C’est dans cet esprit que la population de Crimée – majoritairement russophone – s’insurge contre le gouvernement provincial et entreprend un coup de force qui conduira à un référendum sur l’indépendance de la province et son rattachement à la Russie.  Le mouvement populaire de Crimée est rapidement suivi par les communautés russophones de l’est de l’Ukraine, dans les régions de Lugansk et de Donetsk. Alors que le gouvernement ukrainien s’était montré relativement passif en Crimée, la volonté de sécession à l’est du pays déclenche une réaction vive qui tourne au combat.

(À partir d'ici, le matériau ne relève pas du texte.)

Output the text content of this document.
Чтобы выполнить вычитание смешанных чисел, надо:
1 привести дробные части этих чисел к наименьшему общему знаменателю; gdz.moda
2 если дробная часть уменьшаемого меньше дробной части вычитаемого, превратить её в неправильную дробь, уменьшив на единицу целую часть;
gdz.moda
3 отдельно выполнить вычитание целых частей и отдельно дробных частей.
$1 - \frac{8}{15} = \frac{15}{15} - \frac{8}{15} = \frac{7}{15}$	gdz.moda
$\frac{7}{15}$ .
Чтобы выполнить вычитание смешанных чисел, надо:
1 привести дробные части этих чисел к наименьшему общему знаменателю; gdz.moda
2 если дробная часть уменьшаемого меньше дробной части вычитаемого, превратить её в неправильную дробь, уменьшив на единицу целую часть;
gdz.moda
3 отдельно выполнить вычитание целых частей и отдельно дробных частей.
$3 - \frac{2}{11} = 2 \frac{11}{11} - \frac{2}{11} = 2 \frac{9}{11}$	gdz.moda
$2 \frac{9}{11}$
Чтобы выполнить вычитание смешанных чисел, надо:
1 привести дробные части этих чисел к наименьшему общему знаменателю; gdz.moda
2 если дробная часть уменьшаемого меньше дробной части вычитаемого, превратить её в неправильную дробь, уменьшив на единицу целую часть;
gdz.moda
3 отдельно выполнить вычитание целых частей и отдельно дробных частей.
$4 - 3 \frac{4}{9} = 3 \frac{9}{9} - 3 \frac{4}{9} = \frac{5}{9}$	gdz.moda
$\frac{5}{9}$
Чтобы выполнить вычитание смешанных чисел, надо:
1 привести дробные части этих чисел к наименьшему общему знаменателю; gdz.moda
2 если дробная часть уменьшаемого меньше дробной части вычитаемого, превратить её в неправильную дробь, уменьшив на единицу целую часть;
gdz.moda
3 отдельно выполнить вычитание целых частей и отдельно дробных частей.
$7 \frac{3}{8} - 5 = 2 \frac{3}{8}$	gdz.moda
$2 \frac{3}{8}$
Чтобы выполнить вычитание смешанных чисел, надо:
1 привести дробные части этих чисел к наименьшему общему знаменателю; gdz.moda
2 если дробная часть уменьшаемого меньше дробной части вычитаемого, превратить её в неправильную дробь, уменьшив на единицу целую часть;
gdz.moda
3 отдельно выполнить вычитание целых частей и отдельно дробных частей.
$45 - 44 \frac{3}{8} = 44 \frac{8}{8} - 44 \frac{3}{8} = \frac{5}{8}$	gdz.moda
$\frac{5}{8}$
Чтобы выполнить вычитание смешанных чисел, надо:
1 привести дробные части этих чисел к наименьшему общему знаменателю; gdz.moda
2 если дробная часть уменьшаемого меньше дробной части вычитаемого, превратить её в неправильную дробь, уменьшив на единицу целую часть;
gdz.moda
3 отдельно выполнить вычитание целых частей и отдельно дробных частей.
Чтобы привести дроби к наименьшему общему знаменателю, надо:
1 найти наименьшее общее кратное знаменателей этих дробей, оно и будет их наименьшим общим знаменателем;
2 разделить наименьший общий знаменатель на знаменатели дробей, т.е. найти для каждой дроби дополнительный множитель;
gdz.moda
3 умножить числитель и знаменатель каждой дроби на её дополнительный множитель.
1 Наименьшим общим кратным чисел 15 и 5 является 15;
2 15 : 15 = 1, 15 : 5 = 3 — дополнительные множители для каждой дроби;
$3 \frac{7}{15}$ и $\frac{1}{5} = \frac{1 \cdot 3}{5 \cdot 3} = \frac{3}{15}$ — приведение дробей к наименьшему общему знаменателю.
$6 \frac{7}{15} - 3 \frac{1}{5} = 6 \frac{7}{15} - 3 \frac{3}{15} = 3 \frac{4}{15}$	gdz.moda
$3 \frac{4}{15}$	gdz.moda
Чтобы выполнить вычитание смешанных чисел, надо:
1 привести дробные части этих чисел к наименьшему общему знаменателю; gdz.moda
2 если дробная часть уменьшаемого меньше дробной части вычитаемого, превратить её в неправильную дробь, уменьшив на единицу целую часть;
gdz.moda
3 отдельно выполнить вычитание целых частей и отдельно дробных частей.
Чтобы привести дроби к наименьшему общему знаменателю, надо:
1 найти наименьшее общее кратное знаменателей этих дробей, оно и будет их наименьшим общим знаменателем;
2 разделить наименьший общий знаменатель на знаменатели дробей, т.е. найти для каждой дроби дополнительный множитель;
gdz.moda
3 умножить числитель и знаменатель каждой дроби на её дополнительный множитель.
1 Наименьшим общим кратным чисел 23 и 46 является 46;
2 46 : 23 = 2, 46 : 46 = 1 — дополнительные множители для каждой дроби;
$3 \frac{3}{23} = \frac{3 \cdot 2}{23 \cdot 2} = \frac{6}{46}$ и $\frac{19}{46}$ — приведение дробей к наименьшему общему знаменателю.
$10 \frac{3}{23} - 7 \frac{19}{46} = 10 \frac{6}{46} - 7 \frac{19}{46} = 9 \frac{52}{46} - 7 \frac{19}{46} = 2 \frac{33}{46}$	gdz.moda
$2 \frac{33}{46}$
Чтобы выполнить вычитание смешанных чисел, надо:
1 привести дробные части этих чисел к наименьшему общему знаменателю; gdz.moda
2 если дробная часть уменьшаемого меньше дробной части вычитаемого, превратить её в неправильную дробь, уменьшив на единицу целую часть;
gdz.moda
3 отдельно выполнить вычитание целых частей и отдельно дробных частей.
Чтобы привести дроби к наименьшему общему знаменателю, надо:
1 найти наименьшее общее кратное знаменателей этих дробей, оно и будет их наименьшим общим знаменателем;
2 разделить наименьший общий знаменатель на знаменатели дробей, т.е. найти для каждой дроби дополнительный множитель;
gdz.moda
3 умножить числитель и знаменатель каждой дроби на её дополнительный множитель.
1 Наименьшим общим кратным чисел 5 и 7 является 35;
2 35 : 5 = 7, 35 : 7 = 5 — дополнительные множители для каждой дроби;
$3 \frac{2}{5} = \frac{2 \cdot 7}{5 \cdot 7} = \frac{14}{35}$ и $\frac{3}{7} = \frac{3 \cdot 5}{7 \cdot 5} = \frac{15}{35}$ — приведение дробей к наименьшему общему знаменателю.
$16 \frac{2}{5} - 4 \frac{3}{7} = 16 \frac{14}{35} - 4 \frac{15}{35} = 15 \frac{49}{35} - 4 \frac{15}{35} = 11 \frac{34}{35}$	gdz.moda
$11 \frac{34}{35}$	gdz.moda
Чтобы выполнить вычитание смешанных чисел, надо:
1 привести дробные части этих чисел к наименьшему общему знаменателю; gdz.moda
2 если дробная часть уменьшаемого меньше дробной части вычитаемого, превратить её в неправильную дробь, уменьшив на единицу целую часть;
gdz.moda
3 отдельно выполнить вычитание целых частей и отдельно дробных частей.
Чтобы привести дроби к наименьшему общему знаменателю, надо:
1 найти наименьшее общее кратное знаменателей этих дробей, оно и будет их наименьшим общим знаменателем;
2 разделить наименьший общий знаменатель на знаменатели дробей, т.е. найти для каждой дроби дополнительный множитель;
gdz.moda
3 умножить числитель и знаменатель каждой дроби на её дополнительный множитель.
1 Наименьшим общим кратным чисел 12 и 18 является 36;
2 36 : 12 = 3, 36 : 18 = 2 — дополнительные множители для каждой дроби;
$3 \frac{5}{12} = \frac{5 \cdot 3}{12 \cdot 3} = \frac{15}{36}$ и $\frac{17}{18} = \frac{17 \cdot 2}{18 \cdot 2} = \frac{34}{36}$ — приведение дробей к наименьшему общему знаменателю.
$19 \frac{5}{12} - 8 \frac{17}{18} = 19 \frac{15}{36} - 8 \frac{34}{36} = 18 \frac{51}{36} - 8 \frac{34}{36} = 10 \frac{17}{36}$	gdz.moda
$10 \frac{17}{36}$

Ukraine - russian perception
Ukraine – russian perception

Le rôle de la Russie dans ce conflit est entaché par une propagande occidentale virulente et fortement alimentée par un discours alarmiste venant des Etats-Unis et des pays baltes. En réalité, la Russie est au premier rang des pays intéressés en raison de plusieurs années d’importation de gaz impayé par l’Ukraine. Toutefois, en dépit de l’attachement de l’ex-président Ianoukovytch pour la Russie, cette dernière n’est pas favorable à ce régime corrompu qui rechigne à régler ses impayés. Ainsi, la Russie n’intervient-elle pas dans le changement de régime qui s’opère, même si elle considère le nouveau régime comme le résultat d’un coup de force et non d’un changement démocratique. Le président Ianoukovytch, qui trouve refuge en Russie n’est pas restauré dans ses fonctions par la Russie, qui ne le considère plus comme le représentant de l’Ukraine. En outre, l’orientation très fortement nationaliste du nouveau régime suscite l’inquiétude de Moscou.

La Crimée

La Russie et l’Ukraine ont un accord de coopération militaire, qui couvre notamment la présence russe en Crimée et l’usage d’installations permanent dans cette partie de l’Ukraine. Les accords alors en vigueur autorisaient la présence russe jusqu’en 2017, tandis qu’un accord de 2010 prolonge cette autorisation jusqu’en 2042.  Lors des événements en Crimée, et conformément à ces accords, les troupes russes se sont déployées autour de leurs installations militaires afin d’en assurer la sécurité. Aucun indice concret  n’indique que la Russie ait envoyé des troupes au-delà des 27’000 hommes autorisés par l’accord bilatéral avec l’Ukraine et aucune information sérieuse ne permet de penser que les troupes russes ont participé à des prises de contrôle des bâtiments ou institutions ukrainiennes en Crimée. Les affirmations de Poutine lors de son interview du 4 mars 2014 sont en cohérence avec les observations faites.

Le terme « d’invasion » ou « d’intervention » souvent évoqué par les dirigeants européens ne se justifie donc pas. En revanche, l’incapacité des services de renseignement et des dirigeants occidentaux à anticiper la situation issue du radicalisme des nouveaux dirigeants ukrainiens a contribué à la déterioration de la situation et à encourager le mouvement séparatiste populaire.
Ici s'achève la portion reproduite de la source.